The purpose of this study is to trace out the development process of international students’ friendship networks in Norway and identify the main factors contributing to this development. This study distinguishes between good friends and close friends within one’s friendship network. A qualitative research strategy was adopted. Data was collected by use of a quasi-longitudinal design and by use of the role-model approach and the affective approach. Twelve international students (six from each year) from three two-year master programmes at the Faculty of Education at the University of Oslo were interviewed approximately one or two months before the end of 2009 spring semester. The similarities and differences between the first year cohort and the second year cohort in terms of the characteristics of the friendship networks and the environmental background of the friendship networks were indentified from the data.
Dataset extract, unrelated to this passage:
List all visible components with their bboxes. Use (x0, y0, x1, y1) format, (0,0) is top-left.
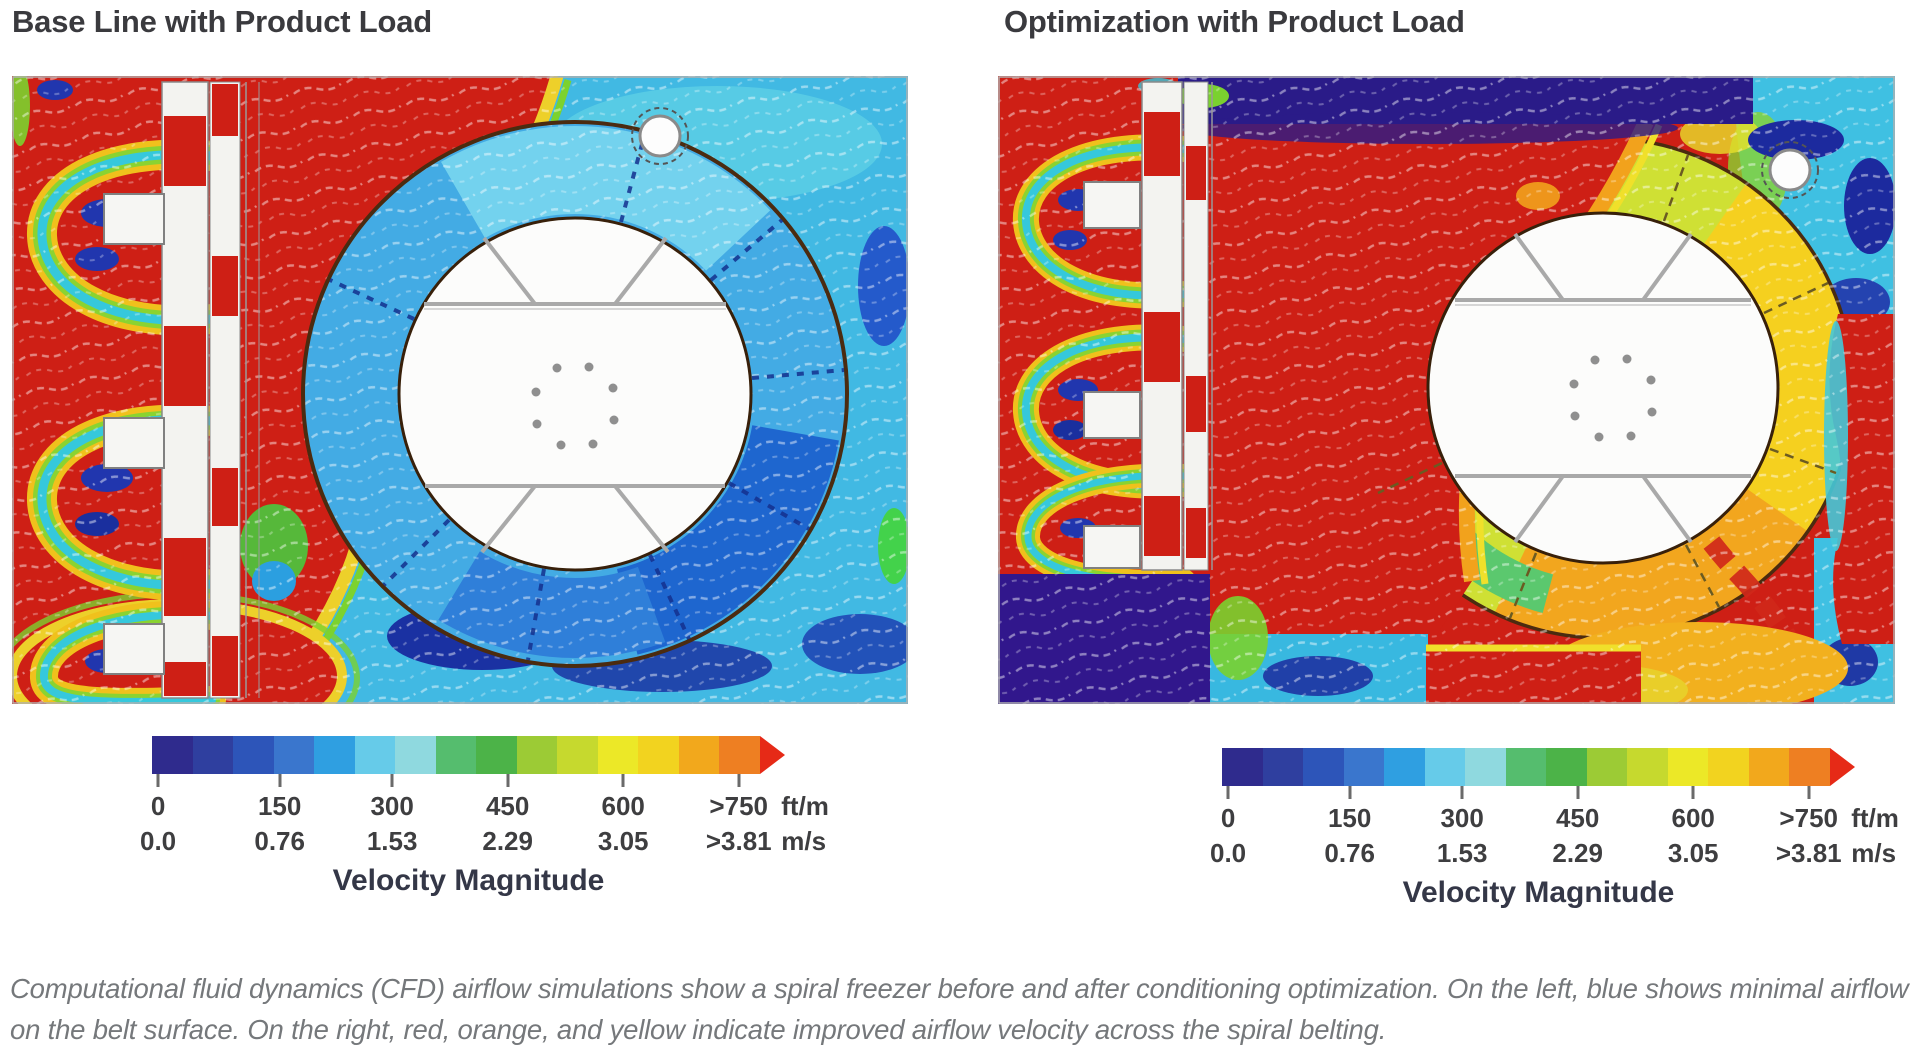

The results indicated that the overall friendship network development process can be demarcated by three periods occurring in temporal succession: the initialization, the development and the maintaining and refining of the friendship network. During the first year, the international student’s friendship network development is characterized by an exponential increase of friends, this is termed as a “network developing year.” In other words, the process of tie formation basically takes precedence over the process of tie maintainence and deepening. During the second year, the evolving route of the international student’s friendship network is characterized by the polarizing process, termed as the “network maintaining and refining year.” That is to say the process of tie maintainence and deepening basically gains ascendency over the process of tie formation. It should be highlighted that students also benefit greatly from the pre-context social capital. So, pre-context can be termed as the ”inception ( initialization) of the friendship network.” All the international students’ friendship networks more or less converge on this three-period development route.
On top of this, the results show that the differences of the number of local ties within one’s friendship network composition might be mainly influenced by personal determinants while the dynamics of the overall network size may be mainly influenced by environmental determinants.